Steel & Heavy Industry

Both private and public sector steel companies  hailed the union budget for 2013-14, terming it one with potential to achieve growth leading to inclusive and sustainable development. “The Union Budget 2013-14 is along predictable lines and is in sync with the government’s mantra to achieve growth leading to inclusive and sustainable development. Given today’s scenario, it is a fairly realistic budget combining populism and economic prudence. It has ensured status quo and gives a message of stability and continuity,” said Ravi Uppal, MD & CEO, Jindal Steel and Power Limited (JSPL).

Other Industries

Industry in Andhra Pradesh hailed the national budget for 2013-14 as balanced and growth-oriented.  “This is a balanced and growth-oriented budget with good intentions for inclusive and sustainable development. The budget has a long-term aim of reviving the ailing economy. The announcements are positive, but implementation is key,” said G.V.K. Reddy, founder chairman and managing director, GVK Group.

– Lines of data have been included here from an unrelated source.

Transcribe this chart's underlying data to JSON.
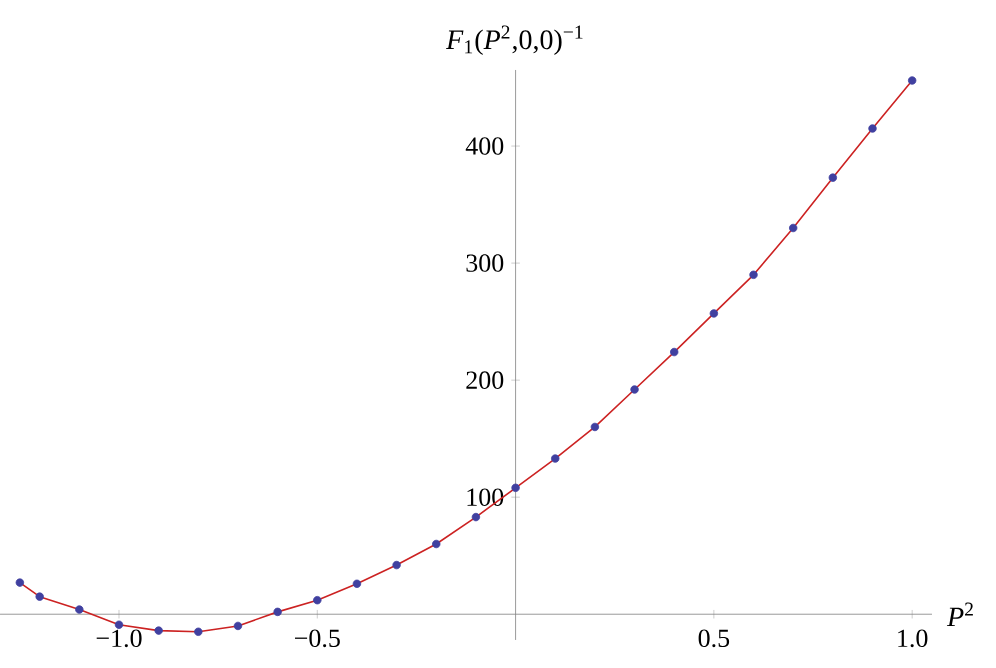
{
  "chart_data": {
    "type": "line",
    "xlabel": "*P*$^{2}$",
    "ylabel": "*F*$_{1}$(*P*$^{2}$,0,0)$^{−1}$",
    "x": [
      -1.25,
      -1.2,
      -1.1,
      -1.0,
      -0.9,
      -0.8,
      -0.7,
      -0.6,
      -0.5,
      -0.4,
      -0.3,
      -0.2,
      -0.1,
      0,
      0.1,
      0.2,
      0.3,
      0.4,
      0.5,
      0.6,
      0.7,
      0.8,
      0.9,
      1.0
    ],
    "series": [
      {
        "color": "#cc2222",
        "marker": "none",
        "values": [
          27,
          15,
          4,
          -9,
          -14,
          -15,
          -10,
          2,
          12,
          26,
          42,
          60,
          83,
          108,
          133,
          160,
          192,
          224,
          257,
          290,
          330,
          373,
          415,
          456
        ]
      },
      {
        "type": "scatter",
        "color": "#4040a0",
        "marker": "circle",
        "values": [
          27,
          15,
          4,
          -9,
          -14,
          -15,
          -10,
          2,
          12,
          26,
          42,
          60,
          83,
          108,
          133,
          160,
          192,
          224,
          257,
          290,
          330,
          373,
          415,
          456
        ]
      }
    ],
    "xlim": [
      -1.3,
      1.05
    ],
    "ylim": [
      -22,
      465
    ],
    "xticks": [
      {
        "value": -1.0,
        "label": "−1.0"
      },
      {
        "value": -0.5,
        "label": "−0.5"
      },
      0.5,
      {
        "value": 1.0,
        "label": "1.0"
      }
    ],
    "yticks": [
      100,
      200,
      300,
      400
    ],
    "grid": false
  }
}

“The budget brings good news for the radio industry. Benefits like news, networking, current affairs and sports, will add the fillip to further fuel listenership growth through reach and content diversification,” said Tarun Katial, CEO, Reliance Broadcast Network.

 

Industry Bodies and Associations

CII

“The budget meets most of our concerns regarding fiscal consolidation, investment incentives and inclusive growth,” said Adi Godrej, president of the Confederation of Indian Industry (CII).  Fiscal deficit has been kept below the target at 5.2 percent for 2012-13, and has been pegged at 4.8 percent for 2013-14. The CII particularly welcomed the emphasis on inclusive growth and development, with Plan expenditure raised almost 30 percent and inflationary pressures from the supply side sought to be depressed.

“On the policy front, the major ‘breakthrough idea’ is the Independent Regulator for the roads sector. This is most welcome,” said Vinayak Chatterjee, Chairman, CII National Task Force on infrastructure projects.

FICCI

The Federation of Indian Chambers of Commerce and Industry instead welcomed the proposal to move from profit sharing to revenue sharing for exploration projects as this would do away the ambiguity in calculation of cost recovery and approval of capital expenditure incurred by companies before sharing profit petroleum with the government.

The IT and electronics manufacturing industry, which was looking forward to budgetary support, is disappointed that the government has not removed excise duties on seven key components, said Jaijit Bhattacharya, co-chair, FICCI Electronics Hardware Committee.

IEEMA

The Indian Electrical and Electronics Manufacturers Association (IEEMA), however, said the domestic electrical equipment industry is generally disappointed as the budget proposals do not provide the desired impetus essential for growth, sustainability and viability.

IESA

“We believe steps outlined for the electronics sector by Finance Minister P. Chidambaram in his budget will help attract large investments, promote entrepreneurship and boost domestic manufacturing,” India Electronics & Semiconductor Association (IESA) president P.V.G. Menon told IANS.

IACC

“This budget is hopeless. The hike in duty on raw silk yarn imports will have a huge negative impact on the country’s exports of finished silk products to the international markets,” said Arun Kumar Agarwal of the Indo-American Chamber of Commerce.